CodeScaler

News

🎉 [2024-02] We have released the CodeScaler paper, code, dataset and models!

Introduction

Reinforcement Learning from Verifiable Rewards (RLVR) has driven recent progress in code large language models by leveraging execution-based feedback from unit tests, but its scalability is fundamentally constrained by the availability and reliability of high-quality test cases. We propose CodeScaler, an execution-free reward model designed to scale both reinforcement learning training and test-time inference for code generation. CodeScaler is trained on carefully curated preference data derived from verified code problems and incorporates syntax-aware code extraction and validity-preserving reward shaping to ensure stable and robust optimization. Across five coding benchmarks, CodeScaler improves Qwen3-8B-Base by an average of +11.72 points, outperforming binary execution-based RL by +1.82 points, and enables scalable reinforcement learning on synthetic datasets without any test cases. At inference time, CodeScaler serves as an effective test-time scaling method, achieving performance comparable to unit test approaches while providing a 10× reduction in latency. Moreover, CodeScaler surpasses existing reward models on RM-Bench not only in the code domain (+3.3 points), but also in general and reasoning domains (+2.7 points on average).

Overview

CodeScaler Overview

We propose CodeScaler, an execution-free reward model designed to scale both reinforcement learning training and test-time inference for code generation. CodeScaler is trained on carefully curated preference data derived from verified code problems and incorporates syntax-aware code extraction and validity-preserving reward shaping to ensure stable and robust optimization.

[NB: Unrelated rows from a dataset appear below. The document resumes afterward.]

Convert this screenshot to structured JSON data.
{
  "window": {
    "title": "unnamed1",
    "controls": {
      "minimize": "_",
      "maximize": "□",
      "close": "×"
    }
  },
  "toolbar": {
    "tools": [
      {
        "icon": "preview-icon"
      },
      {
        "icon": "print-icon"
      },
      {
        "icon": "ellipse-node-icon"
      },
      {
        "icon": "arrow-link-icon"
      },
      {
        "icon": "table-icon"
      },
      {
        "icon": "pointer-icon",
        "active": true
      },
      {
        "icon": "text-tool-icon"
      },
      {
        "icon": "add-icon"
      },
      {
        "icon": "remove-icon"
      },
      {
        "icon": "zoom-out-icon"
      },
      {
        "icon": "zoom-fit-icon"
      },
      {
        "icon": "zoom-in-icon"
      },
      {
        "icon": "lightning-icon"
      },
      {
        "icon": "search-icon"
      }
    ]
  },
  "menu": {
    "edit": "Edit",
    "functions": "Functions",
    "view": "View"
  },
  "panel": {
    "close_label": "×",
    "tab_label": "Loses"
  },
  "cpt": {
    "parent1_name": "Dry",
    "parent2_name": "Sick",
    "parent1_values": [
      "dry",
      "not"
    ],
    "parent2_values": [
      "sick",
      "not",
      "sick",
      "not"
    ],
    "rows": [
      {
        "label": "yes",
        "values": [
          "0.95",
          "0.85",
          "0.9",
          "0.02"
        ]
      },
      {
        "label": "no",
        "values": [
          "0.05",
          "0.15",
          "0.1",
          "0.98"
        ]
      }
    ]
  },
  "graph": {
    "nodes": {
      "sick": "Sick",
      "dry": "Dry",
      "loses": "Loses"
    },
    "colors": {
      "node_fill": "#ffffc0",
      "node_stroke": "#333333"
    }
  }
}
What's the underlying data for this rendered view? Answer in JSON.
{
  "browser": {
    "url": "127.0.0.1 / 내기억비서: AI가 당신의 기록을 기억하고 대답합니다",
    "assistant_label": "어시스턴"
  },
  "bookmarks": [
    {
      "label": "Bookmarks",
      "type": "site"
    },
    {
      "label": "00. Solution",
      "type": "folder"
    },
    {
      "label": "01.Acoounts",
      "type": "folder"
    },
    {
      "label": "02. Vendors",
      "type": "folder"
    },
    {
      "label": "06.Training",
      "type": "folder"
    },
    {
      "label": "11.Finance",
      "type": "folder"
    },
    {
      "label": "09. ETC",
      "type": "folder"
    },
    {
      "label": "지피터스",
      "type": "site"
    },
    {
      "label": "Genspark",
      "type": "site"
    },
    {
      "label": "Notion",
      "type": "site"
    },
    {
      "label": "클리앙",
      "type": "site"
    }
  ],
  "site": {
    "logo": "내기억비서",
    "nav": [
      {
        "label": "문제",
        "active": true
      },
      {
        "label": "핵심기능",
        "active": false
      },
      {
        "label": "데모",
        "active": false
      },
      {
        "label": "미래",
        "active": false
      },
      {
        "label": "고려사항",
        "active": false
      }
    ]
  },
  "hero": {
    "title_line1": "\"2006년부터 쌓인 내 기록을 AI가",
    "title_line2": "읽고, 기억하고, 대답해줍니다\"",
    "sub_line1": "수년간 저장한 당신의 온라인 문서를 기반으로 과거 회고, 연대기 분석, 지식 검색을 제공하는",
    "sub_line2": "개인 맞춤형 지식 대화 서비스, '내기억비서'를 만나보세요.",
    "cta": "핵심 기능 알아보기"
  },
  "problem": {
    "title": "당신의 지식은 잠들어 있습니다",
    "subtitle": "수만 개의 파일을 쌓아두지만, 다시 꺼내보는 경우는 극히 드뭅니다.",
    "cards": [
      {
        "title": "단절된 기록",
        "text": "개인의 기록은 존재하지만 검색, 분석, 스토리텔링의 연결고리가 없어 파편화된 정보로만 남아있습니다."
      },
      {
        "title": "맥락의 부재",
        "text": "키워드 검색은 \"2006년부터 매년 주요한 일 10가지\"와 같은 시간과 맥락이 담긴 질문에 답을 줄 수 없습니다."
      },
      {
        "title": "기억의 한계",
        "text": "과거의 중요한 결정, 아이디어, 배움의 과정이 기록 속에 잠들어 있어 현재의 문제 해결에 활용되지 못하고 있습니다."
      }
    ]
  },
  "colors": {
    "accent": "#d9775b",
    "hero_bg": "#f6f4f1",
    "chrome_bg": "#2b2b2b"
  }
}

Training Time Scaling (RL) Results

RL Results

We conduct reinforcement learning on Qwen3-8B-Base and Qwen3-14B-Base using the DeepCoder training set, which contains programming tasks with high-quality, verified test cases. We compare three sources of reward signals during RL: binary execution feedback and two other reward models. Our method consistently delivers the strongest gains. We attribute this to the dense and structured reward signals produced by our model. Unlike binary pass/fail feedback, our continuous scoring provides informative gradients by assigning intermediate rewards to partially correct or logically sound solutions. This enables the policy to better capture code structure, refine reasoning paths, and explore a broader solution space.

QueST Results

Training without test cases provides a key advantage, it enables us to scale the RL training data which in turn allows continuous performance improvements. Starting from Qwen3-8B-Base trained on DeepCoder with CodeScaler, we perform continual RL training on the synthetic problems dataset. The model exhibits steady and progressive performance gains as training proceeds with CodeScaler, demonstrating its scalability for large-scale RL training.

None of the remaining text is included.